The routine data collection, already established and implemented in almost all EU Member States and two candidate countries (Croatia and Turkey) collect data on people starting a treatment for their drug use according to an established European protocol (the TDI protocol): the Joint Pompidou Group–EMCDDA Treatment Demand Indicator Protocol version 2.0, along with a more detailed Technical Annex. This protocol is the result of the developmental work undertaken by the Pompidou Group, the study of national experiences and specific projects run by the EMCDDA.

The protocol provides a uniform structure for reporting on the number and the characteristics of clients referred to drug treatment facilities and it is based on 18 items concerning the type of treatment provided and the characteristics of clients: socio-demographic data and drugs information.

The current objective of the TDI indicator is to increase the countries comparability by increasing the harmonisation of national operational definitions and to extend the detailed data collection to a more extensive coverage, at least for the specialised treatment centres. The collection system classifies clients by primary and secondary drugs used: primary drug is the drug reported as the drug that causes the client the most problems. It can be based on problems as defined by clients or on short diagnoses, based on the ICD-10. The main drug is the main reason for entering treatment; the secondary drugs are the drugs taken in addition (at the same time or in different time) to the primary drug; up to four different drugs can be recorded for every client. Currently, the system of data collection on secondary drug is under revision (together with the more general TDI revision; see below), because of the current relevance of the polydrug issue in the recent years .
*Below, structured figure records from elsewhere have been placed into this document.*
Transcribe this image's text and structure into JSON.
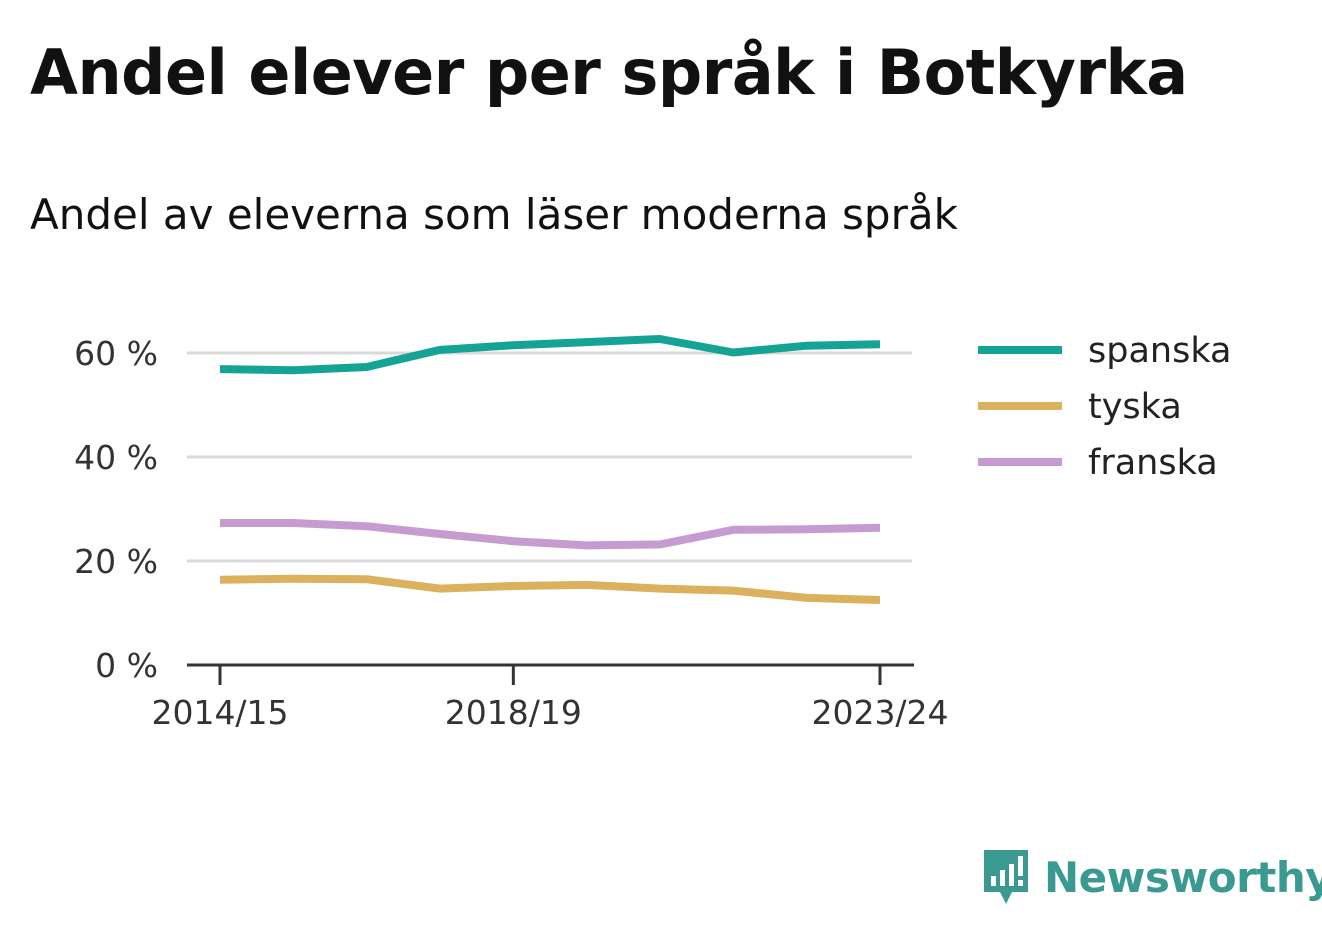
{
  "header": {
    "title": "Andel elever per språk i Botkyrka",
    "subtitle": "Andel av eleverna som läser moderna språk"
  },
  "brand": {
    "name": "Newsworthy",
    "icon": "newsworthy-logo-icon",
    "color": "#3a9a92"
  },
  "chart_data": {
    "type": "line",
    "x": [
      "2014/15",
      "2015/16",
      "2016/17",
      "2017/18",
      "2018/19",
      "2019/20",
      "2020/21",
      "2021/22",
      "2022/23",
      "2023/24"
    ],
    "x_tick_labels": [
      "2014/15",
      "2018/19",
      "2023/24"
    ],
    "y_tick_labels": [
      "0 %",
      "20 %",
      "40 %",
      "60 %"
    ],
    "y_ticks": [
      0,
      20,
      40,
      60
    ],
    "ylim": [
      0,
      70
    ],
    "grid": true,
    "legend_position": "right",
    "series": [
      {
        "name": "spanska",
        "color": "#14a394",
        "values": [
          56.9,
          56.7,
          57.3,
          60.6,
          61.5,
          62.1,
          62.7,
          60.1,
          61.4,
          61.7
        ]
      },
      {
        "name": "tyska",
        "color": "#dbb15d",
        "values": [
          16.4,
          16.6,
          16.5,
          14.7,
          15.2,
          15.4,
          14.7,
          14.3,
          12.9,
          12.5
        ]
      },
      {
        "name": "franska",
        "color": "#c69bcf",
        "values": [
          27.3,
          27.3,
          26.7,
          25.2,
          23.8,
          23.0,
          23.2,
          26.0,
          26.1,
          26.4
        ]
      }
    ]
  }
}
In the TDI, data are collected by centre type (outpatient treatment centres, inpatient treatment centres, low threshold agencies, general practitioners, treatment units in prison, and any other types of centres).
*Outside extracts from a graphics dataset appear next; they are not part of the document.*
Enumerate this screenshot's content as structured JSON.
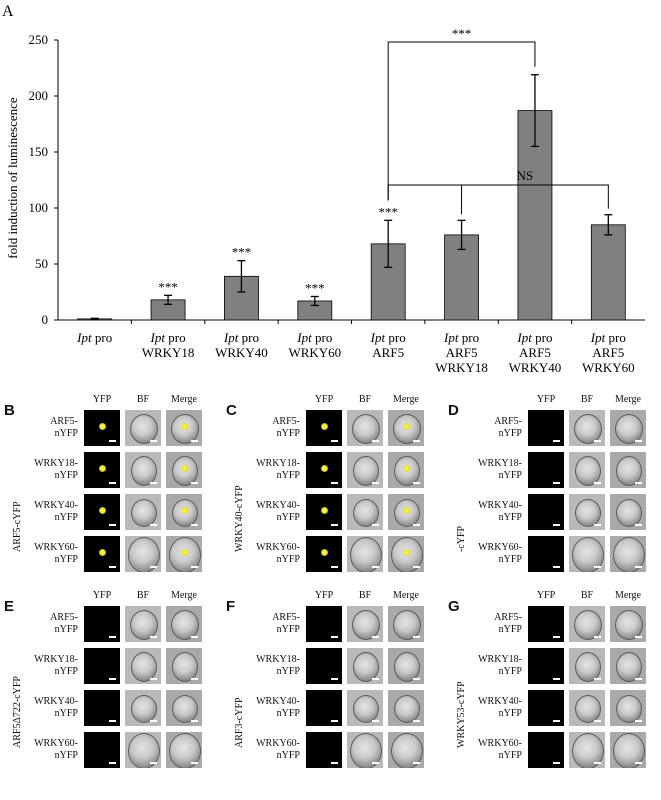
{
  "panel_a": {
    "letter": "A",
    "chart_data": {
      "type": "bar",
      "ylabel": "fold induction of luminescence",
      "ylim": [
        0,
        250
      ],
      "yticks": [
        0,
        50,
        100,
        150,
        200,
        250
      ],
      "categories": [
        {
          "italic": "Ipt",
          "lines": [
            "pro"
          ]
        },
        {
          "italic": "Ipt",
          "lines": [
            "pro",
            "WRKY18"
          ]
        },
        {
          "italic": "Ipt",
          "lines": [
            "pro",
            "WRKY40"
          ]
        },
        {
          "italic": "Ipt",
          "lines": [
            "pro",
            "WRKY60"
          ]
        },
        {
          "italic": "Ipt",
          "lines": [
            "pro",
            "ARF5"
          ]
        },
        {
          "italic": "Ipt",
          "lines": [
            "pro",
            "ARF5",
            "WRKY18"
          ]
        },
        {
          "italic": "Ipt",
          "lines": [
            "pro",
            "ARF5",
            "WRKY40"
          ]
        },
        {
          "italic": "Ipt",
          "lines": [
            "pro",
            "ARF5",
            "WRKY60"
          ]
        }
      ],
      "values": [
        1,
        18,
        39,
        17,
        68,
        76,
        187,
        85
      ],
      "errors": [
        0.5,
        4,
        14,
        4,
        21,
        13,
        32,
        9
      ],
      "significance": [
        "",
        "***",
        "***",
        "***",
        "***",
        "",
        "",
        ""
      ],
      "comparisons": [
        {
          "label": "***",
          "from": 4,
          "to": [
            6
          ]
        },
        {
          "label": "NS",
          "from": 4,
          "to": [
            5,
            7
          ]
        }
      ],
      "bar_color": "#808080"
    }
  },
  "panels": [
    {
      "letter": "B",
      "side": "ARF5-cYFP",
      "headers": [
        "YFP",
        "BF",
        "Merge"
      ],
      "rows": [
        [
          "ARF5-",
          "nYFP"
        ],
        [
          "WRKY18-",
          "nYFP"
        ],
        [
          "WRKY40-",
          "nYFP"
        ],
        [
          "WRKY60-",
          "nYFP"
        ]
      ],
      "signal": [
        true,
        true,
        true,
        true
      ]
    },
    {
      "letter": "C",
      "side": "WRKY40-cYFP",
      "headers": [
        "YFP",
        "BF",
        "Merge"
      ],
      "rows": [
        [
          "ARF5-",
          "nYFP"
        ],
        [
          "WRKY18-",
          "nYFP"
        ],
        [
          "WRKY40-",
          "nYFP"
        ],
        [
          "WRKY60-",
          "nYFP"
        ]
      ],
      "signal": [
        true,
        true,
        true,
        true
      ]
    },
    {
      "letter": "D",
      "side": "-cYFP",
      "headers": [
        "YFP",
        "BF",
        "Merge"
      ],
      "rows": [
        [
          "ARF5-",
          "nYFP"
        ],
        [
          "WRKY18-",
          "nYFP"
        ],
        [
          "WRKY40-",
          "nYFP"
        ],
        [
          "WRKY60-",
          "nYFP"
        ]
      ],
      "signal": [
        false,
        false,
        false,
        false
      ]
    },
    {
      "letter": "E",
      "side": "ARF5Δ722-cYFP",
      "headers": [
        "YFP",
        "BF",
        "Merge"
      ],
      "rows": [
        [
          "ARF5-",
          "nYFP"
        ],
        [
          "WRKY18-",
          "nYFP"
        ],
        [
          "WRKY40-",
          "nYFP"
        ],
        [
          "WRKY60-",
          "nYFP"
        ]
      ],
      "signal": [
        false,
        false,
        false,
        false
      ]
    },
    {
      "letter": "F",
      "side": "ARF3-cYFP",
      "headers": [
        "YFP",
        "BF",
        "Merge"
      ],
      "rows": [
        [
          "ARF5-",
          "nYFP"
        ],
        [
          "WRKY18-",
          "nYFP"
        ],
        [
          "WRKY40-",
          "nYFP"
        ],
        [
          "WRKY60-",
          "nYFP"
        ]
      ],
      "signal": [
        false,
        false,
        false,
        false
      ]
    },
    {
      "letter": "G",
      "side": "WRKY53-cYFP",
      "headers": [
        "YFP",
        "BF",
        "Merge"
      ],
      "rows": [
        [
          "ARF5-",
          "nYFP"
        ],
        [
          "WRKY18-",
          "nYFP"
        ],
        [
          "WRKY40-",
          "nYFP"
        ],
        [
          "WRKY60-",
          "nYFP"
        ]
      ],
      "signal": [
        false,
        false,
        false,
        false
      ]
    }
  ]
}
For further details, see the TDI protocol. The protocol provides a classification of treatment centres, defines which clients they should notify, and gives guidelines on methods of data collection, analysis and reporting.

The treatment demand indicator measures the yearly uptake of treatment facilities by the overall numbers entering treatment for drug use and by the numbers among these of people entering for the first time. Currently, no routine data are collected on clients continuing a treatment from the year(s) before the year of treatment entry, but a pilot project started in 2005 is now in its third year of data collection. 14 countries have provided data on the total treated population for 2007 (clients who were in treatment in 2007).
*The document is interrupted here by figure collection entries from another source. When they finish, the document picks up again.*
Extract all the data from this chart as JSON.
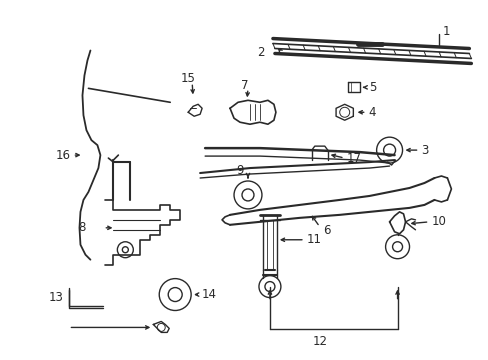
{
  "bg_color": "#ffffff",
  "line_color": "#2a2a2a",
  "fig_width": 4.89,
  "fig_height": 3.6,
  "dpi": 100,
  "font_size": 8.5,
  "lw": 1.0
}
A revision of the TDI protocol has been launched in Autumn 2008 and should be finalised in 2010, with a revised version of the protocol. The revision will assess the need for updating the currently collected information, considering the substantial current changes in the drug clients conditions (e.g. polydrug use) and in the treatment system; the revision of some definitions (e.g. time of treatment and reference period), the opportunity to include the new data collection on people staying in treatment and the data management issues (either from the EMCDDA and from the countries sides).

There are some limitations related to the differences in data collection and reporting methods by each Member State. Although treatment information is available in almost all Member States, differences in coverage affect data comparability. Some countries lack information on treatment units and it is not always possible to know how extensive the treatment monitoring system is, to meet all treatment entries. Furthermore, the definitions used are not always 100 % compatible with the EMCDDA TDI protocol. The number of missing cases for each data item is another limitation. Most countries have different kinds of treatment facilities and, moreover, the differences in the availability and use of drug treatment services could bias the results. The network of drug treatment centres has changed in the last decade; for example, methadone programmes have expanded. These changes in treatment services could have influenced treatment figures over time.

Specific analyses based on treatment demand data are reported in the web page, detailing client profiles.